Aside from the above audit which is imperative and cannot be swept under the carpet if the government is serious about deregulation, there are other essential steps that government must take in order to ensure a successful deregulation. Some of these are

a) Government should establish a mechanism to ensure that our importers obtain refinery gate prices and not spot or middlemen prices
b) Jetty draft that constrains vessel size should be eliminated by dredging so that the unit cost of landed product can be reduced to efficient minimum by the use of large import vessels

c) The pipeline and depot integrity must be fully restored to reduce if not eliminate the excessive movements of products across the country by road tankers that damage our roads and create rent taking in product distribution across the country

d) The pipeline and depots have to be unbundled and open access granted to all importer of products

e) The Petroleum Equalisation Fund is in reality now a bureaucratic bottleneck. It has lost its relevance and it should be abolished. It is a fact that only Lagos and a few cities in the south now benefit from equalisation.
f) Most importantly, energy security is important to a nation. Consequently, government must discourage the use of an armada of ships on the high seas at extravagant demurrage fees as the nation’s strategic reserve. MT Tuma or a similar facility must be assured as a strategic reserve before deregulation is considered at all. At any rate the cost or demurrage that is attributable to such storage facility should be a federation budget line item and not a cost to be borne by the consumer.

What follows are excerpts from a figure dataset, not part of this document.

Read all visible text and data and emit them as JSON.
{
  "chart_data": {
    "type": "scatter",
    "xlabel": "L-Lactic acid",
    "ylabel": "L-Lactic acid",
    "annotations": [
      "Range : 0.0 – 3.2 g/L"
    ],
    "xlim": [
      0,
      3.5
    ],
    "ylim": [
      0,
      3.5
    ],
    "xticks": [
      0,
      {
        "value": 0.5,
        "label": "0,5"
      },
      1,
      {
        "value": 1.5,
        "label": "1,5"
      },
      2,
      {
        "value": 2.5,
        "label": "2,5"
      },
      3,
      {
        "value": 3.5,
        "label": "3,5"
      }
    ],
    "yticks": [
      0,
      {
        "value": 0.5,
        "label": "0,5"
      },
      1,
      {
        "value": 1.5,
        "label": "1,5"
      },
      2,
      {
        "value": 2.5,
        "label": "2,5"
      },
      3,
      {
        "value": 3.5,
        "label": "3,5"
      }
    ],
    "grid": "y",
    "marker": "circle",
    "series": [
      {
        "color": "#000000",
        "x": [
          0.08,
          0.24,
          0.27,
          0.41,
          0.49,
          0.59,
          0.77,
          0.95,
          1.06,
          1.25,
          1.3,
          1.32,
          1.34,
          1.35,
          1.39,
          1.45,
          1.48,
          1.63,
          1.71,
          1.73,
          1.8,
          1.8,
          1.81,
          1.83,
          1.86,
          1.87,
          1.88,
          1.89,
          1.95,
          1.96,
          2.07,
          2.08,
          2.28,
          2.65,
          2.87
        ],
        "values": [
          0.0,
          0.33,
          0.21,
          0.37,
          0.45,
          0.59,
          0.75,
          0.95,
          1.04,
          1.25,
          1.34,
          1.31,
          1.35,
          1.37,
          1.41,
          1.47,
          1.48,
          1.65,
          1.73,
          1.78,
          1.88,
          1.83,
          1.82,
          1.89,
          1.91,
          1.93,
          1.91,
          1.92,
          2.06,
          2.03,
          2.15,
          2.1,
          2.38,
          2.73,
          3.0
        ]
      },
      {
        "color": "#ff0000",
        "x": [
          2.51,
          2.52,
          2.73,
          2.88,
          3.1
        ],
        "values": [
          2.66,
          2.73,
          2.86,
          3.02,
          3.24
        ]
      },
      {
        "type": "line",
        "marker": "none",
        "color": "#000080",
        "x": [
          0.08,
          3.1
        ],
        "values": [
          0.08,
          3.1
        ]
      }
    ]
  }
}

Government has recently advertised the benefits of deregulation comparing it to GSM. It is a wrong comparison since with GSM, one can decide whether or not to own a phone. It is a choice that one can freely make. However, there is no Nigerian citizen, rich or poor that is not impacted by the price of petroleum products one way or the other. So, deregulation must succeed, and our tears wiped away by government, government must do first things first. The key first things are to carry out an audit of the historical imports and the related subsidy, name and shame the cartel of fraudsters masquerading as importers, and create an enabling environment for deregulation. If life must be better for the generality of Nigerians, we must be a nation that learn lessons from past difficulties and mistakes and continuously ensure that our processes are improved upon. Unfortunately this is not the case as we never learn, nor do we improve our systems and processes. The consequence is that whilst other nations are progressing, we are compounding our problems and retrogressing.

We must learn lessons from our recent ugly importation past and take on board the deregulation train the lessons we learn. Only the good processes that will guarantee the consumer the best possible pump price should be adopted in a deregulated environment. Government should work very hard to achieve this before they move forward with their plans so that deregulation does not fail.

The consequences of a failed deregulation are better imagined than experienced.

You can make your deductions.

Peter Esele is former President of Trade Union Congress of Nigeria (TUC).